Back home, her audience and the music she enjoys are usually of a rather more elevated nature. On Saturday 18 June at Clarendon Muse, Watford Boys’ Grammar School, she will be the star guest at the summer concert of the Radlett Choral Society (of which her mother is a long time member). She will perform three pieces from TV and film, which she promises will please people who “love hearing what they already know, but presented slightly differently.”
In keeping with the concert’s summer theme, one of her pieces (on the clarinet) will be the late Paul Reade’s Victorian Kitchen Garden suite, familiar to viewers of the eponymous 1987 TV series. On the classical saxophone, she’ll give Rachel Portman’s Madame du Lac from the 2002 film The Truth About Charlie, followed by the theme from the 2015 TV series Wolf Hall, composed by Debbie Wiseman.

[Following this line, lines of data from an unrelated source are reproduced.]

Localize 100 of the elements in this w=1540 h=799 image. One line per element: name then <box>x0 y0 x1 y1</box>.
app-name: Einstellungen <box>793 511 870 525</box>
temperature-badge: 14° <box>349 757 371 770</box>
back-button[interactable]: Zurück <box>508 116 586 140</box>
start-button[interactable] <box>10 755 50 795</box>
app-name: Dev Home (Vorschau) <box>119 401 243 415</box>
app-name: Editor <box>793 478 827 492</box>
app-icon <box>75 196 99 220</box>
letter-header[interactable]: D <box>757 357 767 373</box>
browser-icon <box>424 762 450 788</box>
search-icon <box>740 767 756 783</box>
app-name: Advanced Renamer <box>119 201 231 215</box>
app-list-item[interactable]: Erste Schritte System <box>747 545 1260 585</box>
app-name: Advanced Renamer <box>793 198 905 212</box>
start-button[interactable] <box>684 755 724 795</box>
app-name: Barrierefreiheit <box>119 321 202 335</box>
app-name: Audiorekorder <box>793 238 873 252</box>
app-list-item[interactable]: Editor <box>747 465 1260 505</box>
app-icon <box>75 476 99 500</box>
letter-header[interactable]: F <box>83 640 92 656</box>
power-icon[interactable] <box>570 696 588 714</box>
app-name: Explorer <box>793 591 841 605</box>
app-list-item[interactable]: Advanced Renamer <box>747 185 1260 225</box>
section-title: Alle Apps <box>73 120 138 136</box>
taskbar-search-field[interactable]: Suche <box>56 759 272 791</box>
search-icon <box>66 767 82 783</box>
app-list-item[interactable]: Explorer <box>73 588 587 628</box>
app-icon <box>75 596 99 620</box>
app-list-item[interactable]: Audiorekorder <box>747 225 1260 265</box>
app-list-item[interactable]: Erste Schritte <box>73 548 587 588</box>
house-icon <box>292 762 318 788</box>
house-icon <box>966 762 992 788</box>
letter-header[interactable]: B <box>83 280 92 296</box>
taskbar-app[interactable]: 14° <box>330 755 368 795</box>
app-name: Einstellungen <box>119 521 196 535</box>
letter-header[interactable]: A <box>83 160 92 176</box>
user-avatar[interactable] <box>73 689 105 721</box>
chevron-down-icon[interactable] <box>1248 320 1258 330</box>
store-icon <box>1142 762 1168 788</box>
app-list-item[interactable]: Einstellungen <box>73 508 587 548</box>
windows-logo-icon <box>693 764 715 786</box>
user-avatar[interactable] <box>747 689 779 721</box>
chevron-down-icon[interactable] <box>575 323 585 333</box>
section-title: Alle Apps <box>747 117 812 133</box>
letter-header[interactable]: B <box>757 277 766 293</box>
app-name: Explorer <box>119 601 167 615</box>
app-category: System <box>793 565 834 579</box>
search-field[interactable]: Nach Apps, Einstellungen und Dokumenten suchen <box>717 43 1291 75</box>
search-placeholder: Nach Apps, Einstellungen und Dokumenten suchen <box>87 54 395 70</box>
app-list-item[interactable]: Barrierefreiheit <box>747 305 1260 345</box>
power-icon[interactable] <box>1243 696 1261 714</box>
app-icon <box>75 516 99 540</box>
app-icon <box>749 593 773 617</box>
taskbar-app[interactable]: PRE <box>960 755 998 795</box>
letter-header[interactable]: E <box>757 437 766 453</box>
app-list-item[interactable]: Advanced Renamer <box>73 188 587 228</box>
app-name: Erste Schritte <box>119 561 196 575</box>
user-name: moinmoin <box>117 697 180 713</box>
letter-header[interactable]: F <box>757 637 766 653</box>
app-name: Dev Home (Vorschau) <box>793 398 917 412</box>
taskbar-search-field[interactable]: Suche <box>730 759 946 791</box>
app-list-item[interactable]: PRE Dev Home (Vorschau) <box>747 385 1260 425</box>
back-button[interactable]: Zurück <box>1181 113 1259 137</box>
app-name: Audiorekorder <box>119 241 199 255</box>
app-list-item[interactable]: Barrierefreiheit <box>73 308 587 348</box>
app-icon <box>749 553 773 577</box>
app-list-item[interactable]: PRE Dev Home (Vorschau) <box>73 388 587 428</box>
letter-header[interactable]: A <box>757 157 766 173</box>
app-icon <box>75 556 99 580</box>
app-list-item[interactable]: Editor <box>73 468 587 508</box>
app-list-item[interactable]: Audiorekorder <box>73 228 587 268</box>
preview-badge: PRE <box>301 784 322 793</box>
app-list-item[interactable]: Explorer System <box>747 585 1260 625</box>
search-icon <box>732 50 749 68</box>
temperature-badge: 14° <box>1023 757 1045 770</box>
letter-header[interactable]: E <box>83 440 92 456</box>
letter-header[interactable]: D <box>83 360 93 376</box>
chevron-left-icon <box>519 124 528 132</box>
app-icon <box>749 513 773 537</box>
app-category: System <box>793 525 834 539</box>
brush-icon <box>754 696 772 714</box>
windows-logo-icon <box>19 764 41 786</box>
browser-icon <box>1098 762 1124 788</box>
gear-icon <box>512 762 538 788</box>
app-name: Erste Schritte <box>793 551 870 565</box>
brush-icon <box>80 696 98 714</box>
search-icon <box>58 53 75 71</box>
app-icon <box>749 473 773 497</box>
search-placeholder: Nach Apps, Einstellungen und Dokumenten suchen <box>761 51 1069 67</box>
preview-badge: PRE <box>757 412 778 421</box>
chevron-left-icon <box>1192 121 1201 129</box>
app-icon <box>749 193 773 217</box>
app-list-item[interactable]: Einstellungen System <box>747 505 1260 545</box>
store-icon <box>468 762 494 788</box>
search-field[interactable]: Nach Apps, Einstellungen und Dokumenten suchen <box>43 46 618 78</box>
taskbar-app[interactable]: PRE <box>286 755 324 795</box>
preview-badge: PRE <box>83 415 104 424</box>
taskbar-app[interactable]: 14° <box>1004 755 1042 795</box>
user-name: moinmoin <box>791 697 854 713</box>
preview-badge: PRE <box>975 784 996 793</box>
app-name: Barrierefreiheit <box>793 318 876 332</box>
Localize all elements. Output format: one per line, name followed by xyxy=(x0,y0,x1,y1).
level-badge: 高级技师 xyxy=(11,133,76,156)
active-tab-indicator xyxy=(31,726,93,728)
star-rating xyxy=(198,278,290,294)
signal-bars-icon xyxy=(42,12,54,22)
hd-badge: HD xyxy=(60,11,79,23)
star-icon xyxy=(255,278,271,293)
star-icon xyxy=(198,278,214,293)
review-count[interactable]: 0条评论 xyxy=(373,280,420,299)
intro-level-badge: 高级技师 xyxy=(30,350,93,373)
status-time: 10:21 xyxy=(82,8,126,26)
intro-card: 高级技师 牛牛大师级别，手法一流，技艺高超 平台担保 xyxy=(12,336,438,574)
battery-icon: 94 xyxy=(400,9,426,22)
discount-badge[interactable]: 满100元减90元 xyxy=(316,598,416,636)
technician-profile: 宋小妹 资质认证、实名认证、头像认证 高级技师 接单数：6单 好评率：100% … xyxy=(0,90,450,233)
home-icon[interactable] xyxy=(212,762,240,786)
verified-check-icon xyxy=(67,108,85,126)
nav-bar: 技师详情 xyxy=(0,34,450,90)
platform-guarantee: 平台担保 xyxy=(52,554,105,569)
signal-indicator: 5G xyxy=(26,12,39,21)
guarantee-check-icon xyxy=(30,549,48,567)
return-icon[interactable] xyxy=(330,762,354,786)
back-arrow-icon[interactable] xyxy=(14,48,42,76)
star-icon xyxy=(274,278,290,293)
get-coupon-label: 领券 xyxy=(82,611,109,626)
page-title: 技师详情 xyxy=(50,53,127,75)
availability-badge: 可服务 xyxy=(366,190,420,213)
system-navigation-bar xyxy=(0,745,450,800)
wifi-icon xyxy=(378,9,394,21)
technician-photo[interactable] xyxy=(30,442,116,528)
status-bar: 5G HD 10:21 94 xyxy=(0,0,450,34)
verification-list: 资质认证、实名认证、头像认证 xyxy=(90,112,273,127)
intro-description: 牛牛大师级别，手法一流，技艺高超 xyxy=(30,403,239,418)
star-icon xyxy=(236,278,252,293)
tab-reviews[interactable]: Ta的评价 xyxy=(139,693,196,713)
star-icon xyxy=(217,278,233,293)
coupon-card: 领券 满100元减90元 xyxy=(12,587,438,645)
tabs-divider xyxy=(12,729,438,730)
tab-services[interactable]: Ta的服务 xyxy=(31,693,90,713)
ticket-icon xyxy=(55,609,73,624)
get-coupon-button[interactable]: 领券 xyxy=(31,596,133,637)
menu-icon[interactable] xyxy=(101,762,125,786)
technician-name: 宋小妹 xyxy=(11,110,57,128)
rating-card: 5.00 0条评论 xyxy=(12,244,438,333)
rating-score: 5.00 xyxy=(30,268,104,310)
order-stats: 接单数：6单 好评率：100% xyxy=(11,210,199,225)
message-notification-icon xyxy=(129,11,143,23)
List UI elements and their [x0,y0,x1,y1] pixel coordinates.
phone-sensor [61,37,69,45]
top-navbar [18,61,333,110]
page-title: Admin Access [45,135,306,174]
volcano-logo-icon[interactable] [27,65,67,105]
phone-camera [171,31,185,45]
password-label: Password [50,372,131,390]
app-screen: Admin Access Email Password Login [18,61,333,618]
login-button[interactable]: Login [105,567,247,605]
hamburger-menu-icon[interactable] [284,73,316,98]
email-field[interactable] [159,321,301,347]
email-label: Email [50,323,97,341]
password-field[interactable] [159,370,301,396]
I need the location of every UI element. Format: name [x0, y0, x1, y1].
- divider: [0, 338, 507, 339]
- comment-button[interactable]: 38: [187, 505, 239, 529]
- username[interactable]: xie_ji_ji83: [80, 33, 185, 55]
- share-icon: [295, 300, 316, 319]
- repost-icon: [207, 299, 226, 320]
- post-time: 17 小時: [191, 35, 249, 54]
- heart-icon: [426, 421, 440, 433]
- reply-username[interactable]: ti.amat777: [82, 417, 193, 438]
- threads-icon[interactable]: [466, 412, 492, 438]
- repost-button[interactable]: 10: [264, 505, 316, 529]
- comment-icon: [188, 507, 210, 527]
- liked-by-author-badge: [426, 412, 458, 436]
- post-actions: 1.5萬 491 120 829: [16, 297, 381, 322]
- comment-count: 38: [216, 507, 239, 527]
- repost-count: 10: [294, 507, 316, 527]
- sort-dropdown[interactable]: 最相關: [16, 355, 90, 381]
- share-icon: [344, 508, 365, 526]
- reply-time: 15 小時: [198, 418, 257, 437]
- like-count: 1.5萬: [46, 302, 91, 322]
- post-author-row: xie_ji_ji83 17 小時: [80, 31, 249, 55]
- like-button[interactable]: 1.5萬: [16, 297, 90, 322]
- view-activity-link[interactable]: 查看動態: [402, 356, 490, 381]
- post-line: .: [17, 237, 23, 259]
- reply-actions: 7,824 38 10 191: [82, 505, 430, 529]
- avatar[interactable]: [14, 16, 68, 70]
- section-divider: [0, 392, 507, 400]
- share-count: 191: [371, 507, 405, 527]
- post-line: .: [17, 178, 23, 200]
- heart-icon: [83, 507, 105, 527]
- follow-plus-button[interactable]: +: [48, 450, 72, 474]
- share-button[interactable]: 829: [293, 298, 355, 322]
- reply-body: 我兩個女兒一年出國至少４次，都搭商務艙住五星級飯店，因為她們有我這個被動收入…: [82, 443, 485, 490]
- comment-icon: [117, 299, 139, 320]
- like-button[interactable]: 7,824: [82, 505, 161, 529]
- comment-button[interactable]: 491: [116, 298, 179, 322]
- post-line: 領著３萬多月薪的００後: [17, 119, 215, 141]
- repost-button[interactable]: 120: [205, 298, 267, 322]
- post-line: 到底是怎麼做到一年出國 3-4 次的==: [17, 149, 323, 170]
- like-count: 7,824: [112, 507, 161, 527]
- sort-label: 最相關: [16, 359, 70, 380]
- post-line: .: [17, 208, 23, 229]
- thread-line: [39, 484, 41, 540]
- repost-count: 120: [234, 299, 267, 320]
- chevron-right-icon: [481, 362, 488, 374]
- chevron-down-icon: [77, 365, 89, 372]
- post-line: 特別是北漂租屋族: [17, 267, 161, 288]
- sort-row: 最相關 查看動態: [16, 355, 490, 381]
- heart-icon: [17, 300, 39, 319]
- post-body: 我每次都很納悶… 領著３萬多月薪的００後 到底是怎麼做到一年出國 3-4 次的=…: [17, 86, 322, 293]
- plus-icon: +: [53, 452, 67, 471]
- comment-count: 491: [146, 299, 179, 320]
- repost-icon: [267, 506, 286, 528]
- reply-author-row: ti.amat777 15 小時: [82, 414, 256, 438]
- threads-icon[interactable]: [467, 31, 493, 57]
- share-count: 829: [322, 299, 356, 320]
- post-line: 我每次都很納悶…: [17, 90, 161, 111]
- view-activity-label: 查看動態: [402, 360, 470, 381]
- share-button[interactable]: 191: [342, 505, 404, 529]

And if playing with the Radlett Choral Society weren’t prestigious enough, Hannah remembers performing Walton’s Façade for Prince Charles while she was still at the Purcell School and suspects that HRH might be in the audience at a performance of British music she and others have been asked (under conditions of great secrecy) to give at St James’s Palace next month. But she’s hoping the Prince has a short memory. “He’ll think I’m really boring if I play it again!”
When she’s not performing, Hannah finds time to teach music, a job she loves and for which she draws on the example of her own former tutor at Paris, the international soloist Jean-Yves Fourmeau, whom she credits with ‘teaching her to fly’ and whom she still regards as “a little bird on my shoulder”, especially when she is under pressure.
Pressed again about her favourite music, Hannah eventually singles out the traditional Japanese folk song about the past, Hamabe No Uta, for its power to reduce an audience to tears with its simplicity; as well as two other composers whose music she always turns to.
One of these is Bach, whose work she describes as “so simple yet so beautifully crafted… and works on any instrument and any level”; the other is the contemporary film and TV composer Jonathan Goldstein, who, she says, writes “some of the most beautiful pieces I’ve ever played, with a melody and a story.”
It’s just as well Hannah admires Jonathan’s work, as she is marrying him next month in a ceremony on London Bridge, followed by a reception on a boat, with music played by a quartet led by the couple’s favourite crooner from the Savoy.
“We connect as people and we connect musically,” she says of her fiancé, whom she first met several years ago when they both worked, bizarrely, on an advert for Felix cat food, for which Jonathan composed the music and Hannah played the baritone sax. (In the ad, which can be found on YouTube, the alarm goes off when Felix needs feeding.)
“I’d still love Jonathan even if he didn’t write music for me, but – and I’m not just saying this – he is ferociously talented,” she says proudly.
One can safely assume, therefore, that if Hannah were to be marooned on a desert island, with nothing but the Bible, the complete works of Shakespeare and eight pieces of music for company, at least some of that music would be by Jonathan.